Student Question
Do you agree that "The Demon Lover" is a traditional ballad?
Quick answer:
"The Demon Lover" is indeed a traditional ballad. It follows the classic ballad structure, featuring a narrative with four-line stanzas (quatrains) and a rhyme scheme where the second and fourth lines rhyme (A-B-C-B). The meter alternates between iambic tetrameter and iambic trimeter. As an old Scottish ballad, it tells the story of a young wife and mother tempted by the Devil, fitting the traditional ballad form both in content and structure.
The ballad is a form of poetic verse that tells a story (a narrative). Ballads were stories set to music and meant to be danced to. Typically, a ballad has four-line stanzas (quatrains) and has a rhyme scheme in which the second and fourth lines in each stanza are rhymed but not the the first and third (A-B-C-B). The meter of the lines tends to be alternating iambic tetrameter (eight syllables) and iambic trimeter (six syllables), though there are variations. Note that "iambic" refers to the pattern of an unstressed syllable followed by a stressed syllable.

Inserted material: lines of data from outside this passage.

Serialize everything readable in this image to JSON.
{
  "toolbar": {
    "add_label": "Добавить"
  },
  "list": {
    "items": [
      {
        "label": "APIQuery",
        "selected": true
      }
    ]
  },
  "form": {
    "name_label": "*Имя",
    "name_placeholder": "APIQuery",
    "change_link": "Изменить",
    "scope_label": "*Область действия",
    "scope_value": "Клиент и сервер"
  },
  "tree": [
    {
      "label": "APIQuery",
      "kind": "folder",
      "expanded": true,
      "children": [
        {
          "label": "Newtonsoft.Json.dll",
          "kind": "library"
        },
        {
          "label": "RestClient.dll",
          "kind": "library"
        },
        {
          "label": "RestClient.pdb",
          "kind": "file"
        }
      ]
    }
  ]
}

"The Demon Lover" is an old Scottish ballad in the traditional sense. It certainly is a narrative. It tells the story of a young wife and mother whom the Devil tries to tempt into running away with him by offering riches.
In terms of poetic form, you can easily see that the traditional rhyme and syllable pattern are those described above (rhyming second and fourth lines of each four-line stanza with alternating eight- and six-syllable lines in iambic pentameter).